Chain-of-thought works by adding one instruction that asks the model to show its working before it commits to an answer. The classic phrasing is "Let's think step by step", but anything that invites intermediate reasoning works: "Walk through this one step at a time before answering" or "Show your reasoning, then give the final answer."
The gain comes from the model committing to intermediate steps it can build on, instead of guessing a final answer in one leap. It is the difference between doing arithmetic on paper and doing it in your head.
A shop sells pens at 3 for 2 GBP. How much for 17 pens?
A shop sells pens at 3 for 2 GBP. Work through this step by step, then give the total for 17 pens.
What is the difference between zero-shot and few-shot chain-of-thought?
Zero-shot chain-of-thought is the one-liner above: you just ask for step-by-step reasoning. Few-shot chain-of-thought goes further by showing the model one or two fully worked examples, reasoning included, before posing your actual question. The worked examples teach the model the style and depth of reasoning you want.
Few-shot is more powerful and more expensive in tokens.

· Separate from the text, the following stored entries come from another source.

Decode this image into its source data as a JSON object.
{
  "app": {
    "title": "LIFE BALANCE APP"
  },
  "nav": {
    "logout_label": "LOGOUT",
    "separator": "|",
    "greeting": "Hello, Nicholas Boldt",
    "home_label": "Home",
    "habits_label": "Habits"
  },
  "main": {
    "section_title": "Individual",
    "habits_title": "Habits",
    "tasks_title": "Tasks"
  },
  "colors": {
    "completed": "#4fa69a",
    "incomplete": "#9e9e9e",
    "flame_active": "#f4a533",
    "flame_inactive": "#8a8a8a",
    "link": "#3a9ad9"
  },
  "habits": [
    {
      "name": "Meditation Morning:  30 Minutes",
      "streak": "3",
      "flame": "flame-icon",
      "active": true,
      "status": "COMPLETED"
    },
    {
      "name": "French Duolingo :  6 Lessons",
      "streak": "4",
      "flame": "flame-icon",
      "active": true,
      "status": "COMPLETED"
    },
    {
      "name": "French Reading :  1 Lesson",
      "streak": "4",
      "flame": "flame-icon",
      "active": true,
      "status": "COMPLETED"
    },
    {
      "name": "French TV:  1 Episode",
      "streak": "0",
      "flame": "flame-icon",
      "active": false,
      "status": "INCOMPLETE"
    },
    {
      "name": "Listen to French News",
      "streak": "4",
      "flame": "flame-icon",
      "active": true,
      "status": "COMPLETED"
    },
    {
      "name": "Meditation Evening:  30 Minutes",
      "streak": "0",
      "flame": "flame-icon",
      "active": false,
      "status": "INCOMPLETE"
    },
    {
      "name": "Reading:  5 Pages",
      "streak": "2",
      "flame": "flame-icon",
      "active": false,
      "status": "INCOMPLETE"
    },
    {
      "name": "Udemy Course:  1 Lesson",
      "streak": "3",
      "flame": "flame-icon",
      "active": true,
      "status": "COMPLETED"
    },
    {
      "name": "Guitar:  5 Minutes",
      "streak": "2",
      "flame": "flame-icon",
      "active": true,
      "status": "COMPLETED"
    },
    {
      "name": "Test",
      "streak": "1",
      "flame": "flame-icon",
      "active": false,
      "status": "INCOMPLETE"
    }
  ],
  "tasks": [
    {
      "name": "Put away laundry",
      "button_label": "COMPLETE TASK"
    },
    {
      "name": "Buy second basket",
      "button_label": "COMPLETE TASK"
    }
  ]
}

Use zero-shot first; reach for few-shot when the zero-shot reasoning is shallow or skips the steps that matter for your problem.
When does chain-of-thought help?
Chain-of-thought earns its keep on problems with several dependent steps, where an early mistake wrecks the final answer.
- Arithmetic and word problems with multiple operations.
- Logic puzzles and constraint satisfaction.
- Multi-hop questions that require combining several facts.
- Decisions with trade-offs where you want the reasoning visible so you can check it.
- Debugging, where the value is in the diagnosis as much as the fix.
When should you skip chain-of-thought?
Skip it for simple lookups, single-step tasks, and creative writing, where asking for step-by-step reasoning adds latency and tokens without improving the answer, and can make the output clumsier. It can also pad responses you wanted to be tight.
There is a second consideration now. Dedicated reasoning models already reason internally before they answer, so explicitly instructing them to think step by step is often redundant and occasionally counterproductive. For those models, ask for the depth of answer you want and let them handle the reasoning. Save explicit chain-of-thought for standard, non-reasoning models on genuinely multi-step problems.
How do you get a clean final answer?
Tell the model exactly where to put the final answer. Chain-of-thought produces a lot of intermediate text, so ask it to reason first and then end with the answer on its own line, or under a heading like "Final answer", where you can find it without reading the whole trace.
Solve the problem below. First reason through it step by step. Then, on a new line beginning with "Answer:", give only the final result.
Key takeaways
- Chain-of-thought asks the model to reason step by step before answering, which lifts accuracy on multi-step problems.
- Zero-shot is a single instruction; few-shot adds fully worked examples and is stronger but costs more tokens.
- It helps on maths, logic, multi-hop questions, and debugging; it adds noise to simple or creative tasks.
- Modern reasoning models do this internally, so explicit chain-of-thought matters most for standard models.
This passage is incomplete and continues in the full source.